In an article in The New York Times written by KEITH BRADSHER and published on March 8, 2011, it stated:
Nicholas Curtis, Lynas’s executive chairman, said it would cost four
times as much to build and operate such a refinery in Australia, which
has much higher labor and construction costs. Australia is also home to
an environmentally minded and politically powerful Green party.

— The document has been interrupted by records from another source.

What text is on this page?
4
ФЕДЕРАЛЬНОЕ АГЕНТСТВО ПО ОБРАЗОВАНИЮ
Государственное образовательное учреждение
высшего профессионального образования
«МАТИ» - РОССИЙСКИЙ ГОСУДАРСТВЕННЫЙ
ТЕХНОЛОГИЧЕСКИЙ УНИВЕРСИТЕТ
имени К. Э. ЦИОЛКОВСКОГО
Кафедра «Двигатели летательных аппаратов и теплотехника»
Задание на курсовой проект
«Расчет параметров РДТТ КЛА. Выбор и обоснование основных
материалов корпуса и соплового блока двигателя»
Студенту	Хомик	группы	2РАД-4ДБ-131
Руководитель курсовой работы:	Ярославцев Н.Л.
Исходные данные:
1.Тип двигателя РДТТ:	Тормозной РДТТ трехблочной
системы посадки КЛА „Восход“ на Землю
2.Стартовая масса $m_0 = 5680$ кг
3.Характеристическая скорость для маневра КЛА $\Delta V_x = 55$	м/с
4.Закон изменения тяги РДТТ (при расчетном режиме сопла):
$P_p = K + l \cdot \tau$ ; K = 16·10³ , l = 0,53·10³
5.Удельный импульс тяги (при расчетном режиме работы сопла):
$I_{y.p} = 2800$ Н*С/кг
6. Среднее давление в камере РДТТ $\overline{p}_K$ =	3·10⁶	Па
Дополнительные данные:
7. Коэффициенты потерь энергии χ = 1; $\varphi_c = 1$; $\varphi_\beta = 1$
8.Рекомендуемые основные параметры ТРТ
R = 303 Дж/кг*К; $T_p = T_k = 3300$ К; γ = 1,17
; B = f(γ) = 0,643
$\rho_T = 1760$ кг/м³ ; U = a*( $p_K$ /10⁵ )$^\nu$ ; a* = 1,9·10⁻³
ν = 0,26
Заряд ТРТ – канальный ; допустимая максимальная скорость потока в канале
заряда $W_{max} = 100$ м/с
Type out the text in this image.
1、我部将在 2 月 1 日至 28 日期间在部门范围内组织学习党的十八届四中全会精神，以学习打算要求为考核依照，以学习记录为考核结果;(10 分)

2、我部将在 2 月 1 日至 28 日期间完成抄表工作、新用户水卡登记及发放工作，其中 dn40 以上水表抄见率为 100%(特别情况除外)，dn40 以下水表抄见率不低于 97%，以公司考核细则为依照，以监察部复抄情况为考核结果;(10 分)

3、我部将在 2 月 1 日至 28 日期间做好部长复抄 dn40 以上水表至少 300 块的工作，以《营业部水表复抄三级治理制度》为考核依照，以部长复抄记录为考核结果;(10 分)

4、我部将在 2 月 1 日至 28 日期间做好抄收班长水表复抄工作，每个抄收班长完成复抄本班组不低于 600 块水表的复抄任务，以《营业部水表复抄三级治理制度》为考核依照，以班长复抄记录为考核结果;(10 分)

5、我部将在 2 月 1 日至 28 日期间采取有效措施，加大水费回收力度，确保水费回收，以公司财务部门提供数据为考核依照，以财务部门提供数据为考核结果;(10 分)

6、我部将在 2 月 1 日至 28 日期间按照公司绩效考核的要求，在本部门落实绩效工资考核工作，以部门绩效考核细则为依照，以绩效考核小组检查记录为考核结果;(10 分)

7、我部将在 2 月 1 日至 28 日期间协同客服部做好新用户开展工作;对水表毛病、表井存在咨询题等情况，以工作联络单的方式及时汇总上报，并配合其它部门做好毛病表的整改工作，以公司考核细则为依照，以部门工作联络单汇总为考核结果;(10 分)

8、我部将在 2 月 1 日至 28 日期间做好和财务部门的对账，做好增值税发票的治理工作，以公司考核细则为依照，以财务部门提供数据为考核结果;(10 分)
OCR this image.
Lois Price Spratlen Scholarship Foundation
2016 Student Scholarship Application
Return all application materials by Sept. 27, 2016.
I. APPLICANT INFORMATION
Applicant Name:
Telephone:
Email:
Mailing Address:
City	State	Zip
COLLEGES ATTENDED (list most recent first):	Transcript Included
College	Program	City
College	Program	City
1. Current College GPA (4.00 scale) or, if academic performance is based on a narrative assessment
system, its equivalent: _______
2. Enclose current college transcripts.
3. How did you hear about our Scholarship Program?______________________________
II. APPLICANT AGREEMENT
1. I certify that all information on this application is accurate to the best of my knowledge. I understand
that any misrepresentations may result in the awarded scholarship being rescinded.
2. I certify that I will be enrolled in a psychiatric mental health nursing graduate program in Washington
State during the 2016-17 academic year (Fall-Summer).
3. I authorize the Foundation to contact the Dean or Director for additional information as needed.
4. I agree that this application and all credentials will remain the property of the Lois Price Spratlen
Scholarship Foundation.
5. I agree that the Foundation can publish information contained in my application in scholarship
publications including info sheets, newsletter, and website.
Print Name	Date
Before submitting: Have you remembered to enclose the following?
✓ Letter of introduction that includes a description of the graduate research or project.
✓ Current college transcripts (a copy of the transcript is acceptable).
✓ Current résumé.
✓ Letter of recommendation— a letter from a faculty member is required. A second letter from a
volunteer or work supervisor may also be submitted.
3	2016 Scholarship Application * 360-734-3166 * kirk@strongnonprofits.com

Despite the potential hazards, the Malaysian government was eager for
investment by Lynas, even offering a 12-year tax holiday. If rare earth
prices stay at current lofty levels, the refinery will generate $1.7
billion a year in exports starting late next year, equal to nearly 1
percent of the entire Malaysian economy.
Today, The Malaysian Insider reported the Science, Technology and Innovation Minister Datuk Seri Dr Maximus Ongkili as saying, “They (Lynas Corp) are the investors coming here. We are here to
invite investors, of course, we are here to facilitate, but we are not
going to work for you. You have to go and get (the permission). You must take (your) waste
out of (this) area... It is up to you, I am not going to help you.”
Indeed, Malaysia is a cheap country for Lynas.
It has already saved four times even before building the refinery!
On top of that, it gets to have a 12-year tax holiday! What more can an investor ask for?